Asynchronous function keeps reading old value of global variab;e

While writing a React app, I run in a problem that can be simplified like this:

    const [prjToFetch, setPrjToFetch] = React.useState([]);

    React.useEffect(() => {
    console.log("Before " + prjToFetch)
    async function func(){
      let myPromise = await new Promise(function(myResolve, myReject) {
        setTimeout(function() { myResolve("I love You !!"); }, 3000);
      });

      
      console.log("After: " + prjToFetch)
      return myPromise;
    }

    func()
  }, [prjToFetch])

I have a button that pushes the value "a" into the array prjFetch whenever it is pressed:

const handleClick = () => {
  setPrjToFetch([...prjToFetch, "a"]);
}

If I press the button once, the output of the previous code is:

Before a
(3 seconds of idle time)
After a

This is exactly what I expect. But let’s suppose I press the button twice in a row, then the output is:

Before a
Before a a
(3 second of idle time)
After a
After a a

Why is the first "After" returning only "a" and not "a a"?

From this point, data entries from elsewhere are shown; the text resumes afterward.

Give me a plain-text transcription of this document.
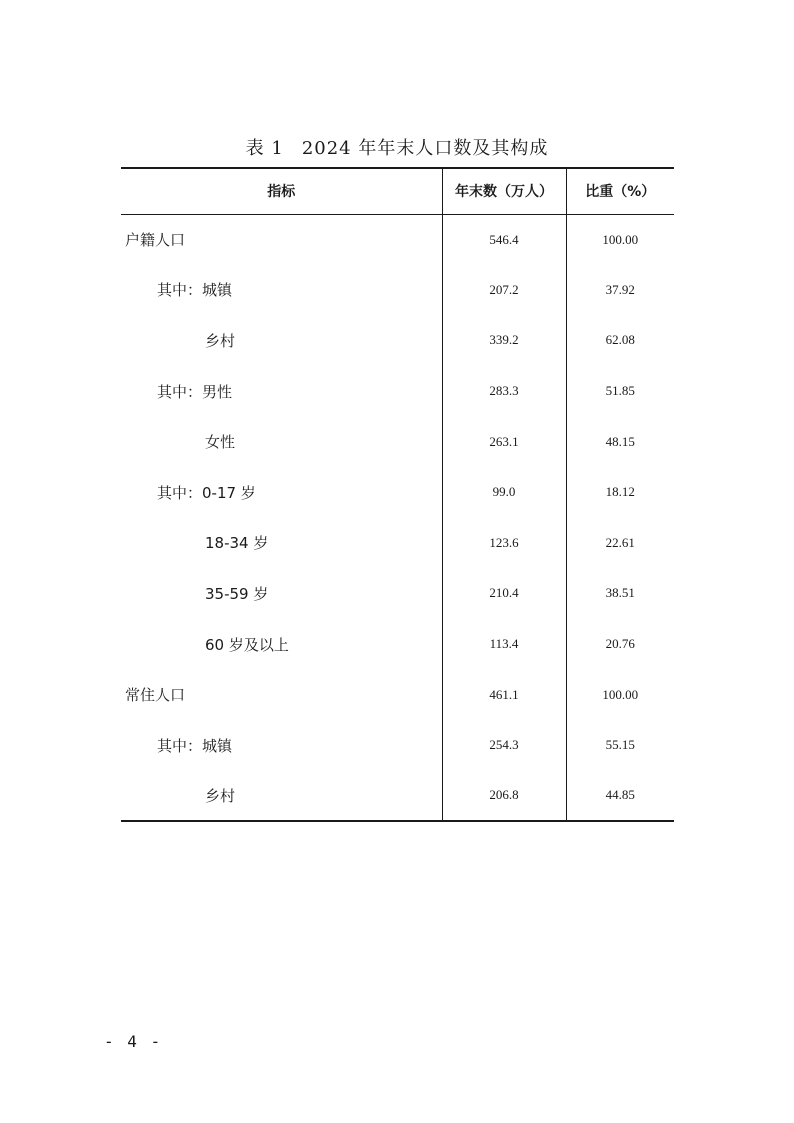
表 1 2024 年年末人口数及其构成
指标	年末数（万人）	比重（%）
户籍人口	546.4	100.00
其中：城镇	207.2	37.92
乡村	339.2	62.08
其中：男性	283.3	51.85
女性	263.1	48.15
其中：0-17 岁	99.0	18.12
18-34 岁	123.6	22.61
35-59 岁	210.4	38.51
60 岁及以上	113.4	20.76
常住人口	461.1	100.00
其中：城镇	254.3	55.15
乡村	206.8	44.85
- 4 -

Notice that I also tried to rewrite the code as:

  React.useEffect(() => {
    console.log("Before " + prjToFetch)
    async function func(){
      await new Promise(function(myResolve, myReject) {
        setTimeout(function() { myResolve("I love You !!"); }, 3000);
      });
    }

    func().then(() => {
      console.log("After: " + prjToFetch)
    })
  }, [prjToFetch])

But the result is the same

1 thought on “Asynchronous function keeps reading old value of global variab;e”

  1. The problem is that func closes over the value of prjToFetch as of when func was created, and you’re using that value asynchronously. By the time func uses the value, it’s stale.

    Here’s what’s happening:

    1. The component mounts, triggering a call to your useEffect callback.
      1. That creates a copy of func that closes over the current prjToFetch variable.
      2. It calls that func
      3. That func starts waiting for three seconds
    2. You click the button, triggering prjToFetch‘s state setter
    3. That makes the component function run again, creating a new set of state variables. Since prjToFetch has changed, React calls your useEffect callback again
      1. That creates a new func that closes over the new prjToFetch variable
      2. It calls that func
      3. That func starts waiting three seconds
    4. The first func finishes waiting, and shows the value of the prjToFetch that it closes over
    5. The second func finishes waiting, and shows the value of the prjToFetch that it closes over (which is not the same as the one the previous func closed over)

    It’s exactly the same as this:

    let aInComponentState = 1;
    function example() {
        const a = aInComponentState;
        console.log(`before: ${a}`);
        setTimeout(() => {
            console.log(`after: ${a}`);
        }, 1000);
    }
    
    example();           // component mounts
    ++aInComponentState; // button click
    example();           // component function called again

    You could return a function from your useEffect callback so it knows that the component has been re-rendered between steps 2 and 3 above.

    The real solution will vary a fair bit based on what you actually want to do. But if you want func to always see the then-current value of prjToFetch, and you want both func instances to run, you need to use the setPrjToFetch setter to access the current value (which is a bit hacky):

    setPrjToFetch(currentPrjToFetch => {
        console.log("After: " + currentPrjToFetch);
    });
    

    Again, that’s a bit hacky, and usually there are better solutions that are more specific to what you’re actually using prjToFetch for.


    I suggest reading A Complete Guide to useEffect by Dan Abramov. It helps you understand useEffect, but also hooks in general.